Esta es, al menos, la percepción que se tiene. Esto ha trastocado por completo la narrativa actual de la IA generativa: si nos dan suficiente dinero, computación, datos y tiempo, crearemos una inteligencia sin precedentes.
Todo este concepto se basa en una promesa: que sólo unas cuantas mentes brillantes reunidas en el área de San Francisco serán capaces de crear algo que valga incontables billones de dólares.
Microsoft ya ha demostrado que no está seguro y ha decidido no participar en la financiación de Stargate. Nvidia ya está cubriendo sus apuestas, impulsando el uso de GPU para cargas de trabajo de CPU tradicionales y promocionando la robótica como el próximo gran avance.
Bien podría ser que el modelo de Silicon Valley sea correcto, que si se permite, se imponga el gasto y la construcción de más, pero estas empresas sólo podrán hacerlo si los inversores están dispuestos a asumir la costosa apuesta.
Ganarlos se ha vuelto mucho más difícil, lo que podría provocar que la financiación se agote y el impulso disminuya, el asesino definitivo de cualquier ola de publicidad.

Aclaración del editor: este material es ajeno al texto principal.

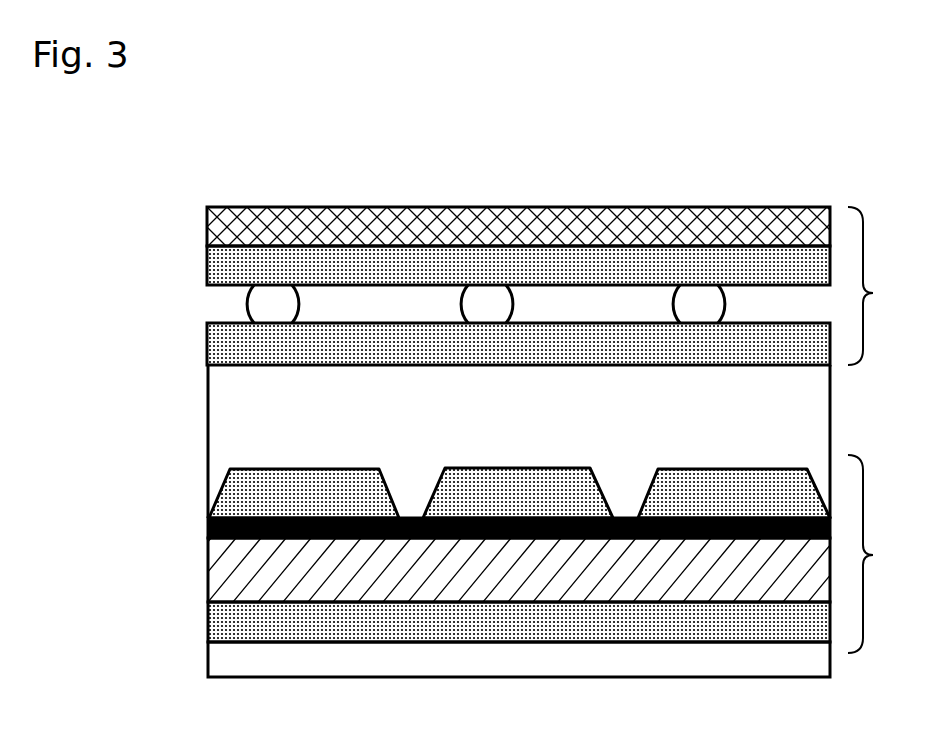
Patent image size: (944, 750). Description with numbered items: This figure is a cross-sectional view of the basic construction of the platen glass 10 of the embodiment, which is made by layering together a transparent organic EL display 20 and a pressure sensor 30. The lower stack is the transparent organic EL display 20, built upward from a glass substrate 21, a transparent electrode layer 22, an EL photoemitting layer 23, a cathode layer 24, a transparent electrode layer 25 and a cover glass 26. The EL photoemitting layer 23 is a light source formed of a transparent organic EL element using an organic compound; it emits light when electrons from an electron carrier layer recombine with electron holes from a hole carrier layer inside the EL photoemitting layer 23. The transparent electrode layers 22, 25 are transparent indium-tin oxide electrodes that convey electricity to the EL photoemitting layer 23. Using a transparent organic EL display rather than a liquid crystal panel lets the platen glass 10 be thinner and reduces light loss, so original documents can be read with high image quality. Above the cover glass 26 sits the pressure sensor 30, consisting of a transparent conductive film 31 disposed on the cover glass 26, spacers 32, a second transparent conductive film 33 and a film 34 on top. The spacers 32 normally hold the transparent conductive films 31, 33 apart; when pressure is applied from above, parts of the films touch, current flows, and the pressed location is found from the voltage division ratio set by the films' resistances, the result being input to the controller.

Para que una burbuja perdure y se transforme en un modelo de negocio sostenible, los inversores deben ser apaciguados por una interminable oleada de anuncios y promesas. Todo el edificio debe sentirse constantemente al borde de alcanzar la tierra prometida, y cualquier dato que demuestre lo contrario puede hacer que todo se desmorone rápidamente.
Las dudas sobre la viabilidad del modelo de negocio de la IA generativa son anteriores a DeepSeek, pero su aparición como un competidor viable y asequible ha permitido que esas preocupaciones salgan a la luz.
Es de esperar que OpenAI y otros que impulsan el modelo "construirlo en grande" incrementen sus promesas en los próximos días y semanas para contrarrestar esta narrativa.
Probablemente señalarán la paradoja de Jevons: una mayor eficiencia en el uso de los recursos puede llevar a un mayor consumo de los mismos. Argumentarán que también son eficientes, pero preguntarán: si alguien puede hacer eso con GPU limitadas a 2k, ¿Imagínense lo que podemos hacer con un millón de GPU más potentes?
La pregunta, sin embargo, es si la comunidad inversora les dará tiempo para demostrarlo o si la era dorada está llegando a su fin.